It’s been an eventful couple of months for the Louvre museum in Paris: as part of the ongoing protests in the capital of France surrounding president Emmanuel Macron’s plans to fundamentally alter the pension system, the museum had to shut down for a day in January due to the fact that demonstrators were blocking the entrance. However, this temporary closure didn’t really put a significant dent in the huge crowds the museum has been attracting with its special Leonardo da Vinci exhibition, which has been open since last fall and which will officially close on Monday, February 24. Over the weekend, the Louvre ran a special promotion to commemorate the end of the exhibition that involved charging no fees for three nights of all-night visitor hours on Friday, Saturday and Sunday, a privilege that was coupled with all-night café access.
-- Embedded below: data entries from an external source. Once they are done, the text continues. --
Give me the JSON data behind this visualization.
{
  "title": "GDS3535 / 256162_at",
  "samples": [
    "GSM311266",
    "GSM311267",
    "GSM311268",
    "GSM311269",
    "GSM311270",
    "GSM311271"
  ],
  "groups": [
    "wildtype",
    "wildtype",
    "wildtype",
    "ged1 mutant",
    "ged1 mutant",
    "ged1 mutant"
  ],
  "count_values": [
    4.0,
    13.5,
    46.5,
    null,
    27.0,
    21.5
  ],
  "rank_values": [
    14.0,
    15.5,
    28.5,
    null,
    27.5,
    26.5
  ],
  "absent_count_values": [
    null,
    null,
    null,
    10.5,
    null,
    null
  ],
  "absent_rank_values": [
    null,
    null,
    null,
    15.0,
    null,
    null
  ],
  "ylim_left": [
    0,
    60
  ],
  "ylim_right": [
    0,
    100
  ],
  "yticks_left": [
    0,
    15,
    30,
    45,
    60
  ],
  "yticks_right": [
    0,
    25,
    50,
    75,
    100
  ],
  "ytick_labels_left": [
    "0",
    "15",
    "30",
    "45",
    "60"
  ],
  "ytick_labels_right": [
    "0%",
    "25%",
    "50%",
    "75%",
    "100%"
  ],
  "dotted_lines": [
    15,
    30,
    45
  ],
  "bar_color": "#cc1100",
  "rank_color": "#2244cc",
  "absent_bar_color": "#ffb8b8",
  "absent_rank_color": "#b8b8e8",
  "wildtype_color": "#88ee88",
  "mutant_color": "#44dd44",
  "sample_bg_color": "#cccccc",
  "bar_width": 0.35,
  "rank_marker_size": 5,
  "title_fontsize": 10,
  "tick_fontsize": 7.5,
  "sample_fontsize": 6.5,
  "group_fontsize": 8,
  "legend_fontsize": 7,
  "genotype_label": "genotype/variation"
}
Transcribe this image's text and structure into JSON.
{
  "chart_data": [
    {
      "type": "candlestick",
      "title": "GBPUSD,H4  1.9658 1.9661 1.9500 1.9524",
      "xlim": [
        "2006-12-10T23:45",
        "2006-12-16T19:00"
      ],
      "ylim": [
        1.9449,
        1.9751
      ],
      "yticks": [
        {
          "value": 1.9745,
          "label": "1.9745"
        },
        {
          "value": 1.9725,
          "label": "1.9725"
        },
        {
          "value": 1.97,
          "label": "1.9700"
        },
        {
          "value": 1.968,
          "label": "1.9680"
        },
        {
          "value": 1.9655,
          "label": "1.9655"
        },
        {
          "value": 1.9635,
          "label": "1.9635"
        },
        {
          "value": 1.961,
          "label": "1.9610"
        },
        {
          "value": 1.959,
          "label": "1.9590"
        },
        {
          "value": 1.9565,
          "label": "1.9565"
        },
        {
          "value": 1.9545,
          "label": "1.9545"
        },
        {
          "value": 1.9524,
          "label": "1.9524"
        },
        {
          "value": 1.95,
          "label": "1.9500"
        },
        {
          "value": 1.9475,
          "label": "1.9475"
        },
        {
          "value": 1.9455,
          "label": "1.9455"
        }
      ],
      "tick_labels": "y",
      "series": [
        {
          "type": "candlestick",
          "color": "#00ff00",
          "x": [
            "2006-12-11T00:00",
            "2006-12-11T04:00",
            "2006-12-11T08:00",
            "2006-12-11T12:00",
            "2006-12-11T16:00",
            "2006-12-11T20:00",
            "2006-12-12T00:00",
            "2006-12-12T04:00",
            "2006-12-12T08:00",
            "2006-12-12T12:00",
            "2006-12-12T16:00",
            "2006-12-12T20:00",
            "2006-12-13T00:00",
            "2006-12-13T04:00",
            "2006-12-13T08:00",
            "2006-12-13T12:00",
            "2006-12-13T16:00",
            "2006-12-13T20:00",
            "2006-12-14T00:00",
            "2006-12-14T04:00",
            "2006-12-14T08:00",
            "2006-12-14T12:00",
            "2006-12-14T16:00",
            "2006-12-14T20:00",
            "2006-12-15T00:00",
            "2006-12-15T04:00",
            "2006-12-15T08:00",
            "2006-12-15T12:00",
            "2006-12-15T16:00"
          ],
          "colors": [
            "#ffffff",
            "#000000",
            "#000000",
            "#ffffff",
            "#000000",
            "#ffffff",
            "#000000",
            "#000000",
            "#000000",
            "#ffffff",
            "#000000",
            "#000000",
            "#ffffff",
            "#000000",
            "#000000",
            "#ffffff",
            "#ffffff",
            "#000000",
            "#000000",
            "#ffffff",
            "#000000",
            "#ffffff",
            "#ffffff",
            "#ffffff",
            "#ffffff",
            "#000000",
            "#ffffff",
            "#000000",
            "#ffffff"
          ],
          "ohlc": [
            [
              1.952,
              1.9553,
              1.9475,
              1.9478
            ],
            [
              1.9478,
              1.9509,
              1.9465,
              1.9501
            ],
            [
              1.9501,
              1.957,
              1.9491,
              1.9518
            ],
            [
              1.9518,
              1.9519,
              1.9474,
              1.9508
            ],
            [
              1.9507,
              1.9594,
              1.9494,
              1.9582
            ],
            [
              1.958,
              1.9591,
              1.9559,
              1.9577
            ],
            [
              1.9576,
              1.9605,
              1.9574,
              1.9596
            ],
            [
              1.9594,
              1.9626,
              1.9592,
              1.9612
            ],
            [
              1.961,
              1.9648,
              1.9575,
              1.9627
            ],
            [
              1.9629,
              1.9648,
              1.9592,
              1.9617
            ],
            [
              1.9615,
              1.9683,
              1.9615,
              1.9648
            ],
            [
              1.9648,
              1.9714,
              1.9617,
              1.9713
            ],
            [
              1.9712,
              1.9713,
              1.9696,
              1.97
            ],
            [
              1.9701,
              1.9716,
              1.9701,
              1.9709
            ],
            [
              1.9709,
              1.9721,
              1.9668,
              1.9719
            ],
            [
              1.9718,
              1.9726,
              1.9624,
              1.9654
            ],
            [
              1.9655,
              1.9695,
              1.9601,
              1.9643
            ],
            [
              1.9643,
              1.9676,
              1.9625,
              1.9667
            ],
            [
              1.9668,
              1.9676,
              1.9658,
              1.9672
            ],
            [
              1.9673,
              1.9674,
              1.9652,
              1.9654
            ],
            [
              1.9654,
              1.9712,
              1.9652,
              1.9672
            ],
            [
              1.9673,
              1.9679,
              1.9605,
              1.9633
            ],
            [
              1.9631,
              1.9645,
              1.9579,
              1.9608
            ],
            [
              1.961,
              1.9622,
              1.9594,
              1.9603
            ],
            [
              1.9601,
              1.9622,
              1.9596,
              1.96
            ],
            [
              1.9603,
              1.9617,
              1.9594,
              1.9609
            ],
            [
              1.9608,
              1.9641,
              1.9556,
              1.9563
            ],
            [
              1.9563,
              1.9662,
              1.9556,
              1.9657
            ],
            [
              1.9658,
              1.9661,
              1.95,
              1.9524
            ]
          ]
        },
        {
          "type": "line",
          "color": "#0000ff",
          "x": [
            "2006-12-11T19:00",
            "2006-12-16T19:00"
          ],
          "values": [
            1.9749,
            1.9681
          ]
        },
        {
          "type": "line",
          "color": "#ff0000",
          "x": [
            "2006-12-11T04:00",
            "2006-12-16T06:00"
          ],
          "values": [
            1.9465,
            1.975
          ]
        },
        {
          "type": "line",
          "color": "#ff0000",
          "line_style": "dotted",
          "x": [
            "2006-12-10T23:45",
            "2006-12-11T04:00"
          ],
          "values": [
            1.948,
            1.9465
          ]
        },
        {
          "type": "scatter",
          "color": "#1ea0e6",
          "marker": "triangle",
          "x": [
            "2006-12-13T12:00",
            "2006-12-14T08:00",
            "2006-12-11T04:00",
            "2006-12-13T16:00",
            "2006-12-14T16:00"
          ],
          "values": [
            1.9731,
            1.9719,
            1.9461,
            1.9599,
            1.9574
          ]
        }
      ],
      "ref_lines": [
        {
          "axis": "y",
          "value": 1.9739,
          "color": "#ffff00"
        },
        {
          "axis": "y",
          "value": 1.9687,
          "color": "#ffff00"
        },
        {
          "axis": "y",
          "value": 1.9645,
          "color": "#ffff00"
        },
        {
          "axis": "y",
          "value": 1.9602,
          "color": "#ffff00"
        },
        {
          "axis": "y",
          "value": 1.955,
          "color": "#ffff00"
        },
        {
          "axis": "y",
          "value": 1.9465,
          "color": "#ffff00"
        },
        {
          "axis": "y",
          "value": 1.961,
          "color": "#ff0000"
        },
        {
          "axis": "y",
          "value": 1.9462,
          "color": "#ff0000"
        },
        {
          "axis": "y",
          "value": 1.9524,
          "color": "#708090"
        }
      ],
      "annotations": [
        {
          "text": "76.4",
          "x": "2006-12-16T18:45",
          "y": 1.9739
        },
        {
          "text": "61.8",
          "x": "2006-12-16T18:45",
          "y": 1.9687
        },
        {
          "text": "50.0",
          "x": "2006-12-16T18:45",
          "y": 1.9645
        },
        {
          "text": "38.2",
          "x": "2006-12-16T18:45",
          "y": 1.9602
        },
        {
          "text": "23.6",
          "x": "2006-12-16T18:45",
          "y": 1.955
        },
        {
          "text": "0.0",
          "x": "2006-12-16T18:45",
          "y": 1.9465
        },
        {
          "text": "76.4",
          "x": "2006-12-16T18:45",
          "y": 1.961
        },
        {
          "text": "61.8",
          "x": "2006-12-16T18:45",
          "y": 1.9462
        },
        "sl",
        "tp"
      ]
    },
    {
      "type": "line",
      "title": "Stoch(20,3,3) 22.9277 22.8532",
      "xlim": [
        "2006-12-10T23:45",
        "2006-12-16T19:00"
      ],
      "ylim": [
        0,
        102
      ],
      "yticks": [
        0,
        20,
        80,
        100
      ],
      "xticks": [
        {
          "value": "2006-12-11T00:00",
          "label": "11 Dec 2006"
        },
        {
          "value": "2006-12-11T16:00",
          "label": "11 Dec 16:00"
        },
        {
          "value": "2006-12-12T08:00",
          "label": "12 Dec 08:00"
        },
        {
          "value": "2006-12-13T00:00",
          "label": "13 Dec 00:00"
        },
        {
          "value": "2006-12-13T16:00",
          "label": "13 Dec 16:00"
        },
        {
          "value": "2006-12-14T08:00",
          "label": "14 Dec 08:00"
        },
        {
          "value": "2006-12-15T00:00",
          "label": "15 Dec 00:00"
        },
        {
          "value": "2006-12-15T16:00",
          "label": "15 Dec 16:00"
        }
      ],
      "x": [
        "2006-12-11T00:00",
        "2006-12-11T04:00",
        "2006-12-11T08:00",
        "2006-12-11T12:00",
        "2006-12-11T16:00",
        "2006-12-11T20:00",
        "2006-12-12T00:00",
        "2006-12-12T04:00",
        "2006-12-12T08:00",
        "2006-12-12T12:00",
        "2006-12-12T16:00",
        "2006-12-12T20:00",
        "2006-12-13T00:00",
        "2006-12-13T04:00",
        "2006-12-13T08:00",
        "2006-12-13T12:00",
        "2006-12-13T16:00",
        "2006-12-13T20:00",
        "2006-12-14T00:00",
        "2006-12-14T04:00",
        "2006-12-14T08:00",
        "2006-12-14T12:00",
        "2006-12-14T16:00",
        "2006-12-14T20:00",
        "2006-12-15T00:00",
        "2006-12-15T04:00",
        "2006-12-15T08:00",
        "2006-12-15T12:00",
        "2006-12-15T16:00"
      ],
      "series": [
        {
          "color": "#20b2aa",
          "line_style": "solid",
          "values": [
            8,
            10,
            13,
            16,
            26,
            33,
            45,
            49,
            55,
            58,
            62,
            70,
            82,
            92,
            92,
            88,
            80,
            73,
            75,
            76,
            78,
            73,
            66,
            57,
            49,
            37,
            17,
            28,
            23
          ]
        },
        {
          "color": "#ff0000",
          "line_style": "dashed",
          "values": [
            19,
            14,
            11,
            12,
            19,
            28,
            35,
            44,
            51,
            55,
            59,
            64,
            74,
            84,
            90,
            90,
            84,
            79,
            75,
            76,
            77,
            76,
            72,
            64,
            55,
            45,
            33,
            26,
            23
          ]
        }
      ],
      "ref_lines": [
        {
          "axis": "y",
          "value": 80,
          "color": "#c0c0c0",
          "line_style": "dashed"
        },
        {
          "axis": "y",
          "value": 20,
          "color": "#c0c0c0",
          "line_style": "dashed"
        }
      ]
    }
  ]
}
Due to the fact that daytime tickets had quickly sold out and many people were disappointed that they wouldn’t be able to catch the exhibition before it closed, the Louvre made 30,000 free tickets available online for the all-night visits earlier in February, and assigned each ticket holder with an allotted visitation time so as to avoid overcrowding; a problem that the hugely popular museum consistently struggles with. But still, some hopeful viewers were still thwarted—the tickets were snapped up in only three hours. The ambitious da Vinci exhibition, which featured a comprehensive selection of da Vinci’s drawings, paintings and sculptures in commemoration of the fifth centenary of his death, also included loans from the British Museum and the Vatican.
The fact that the Louvre’s staff went out of their way to make the museum feel like a temporary home that their visitors could come to late at night appears to have inspired a lot of goodwill with the exhibition’s attendees. Of course, this is by design: given that the Louvre has recently been under fire for its financial connections to the Sackler family, and the fact that people were disgruntled that they couldn’t visit the museum during the January protests, it’s in the museum’s best interest to show a bit of goodwill and offer free access, even if it’s only temporary.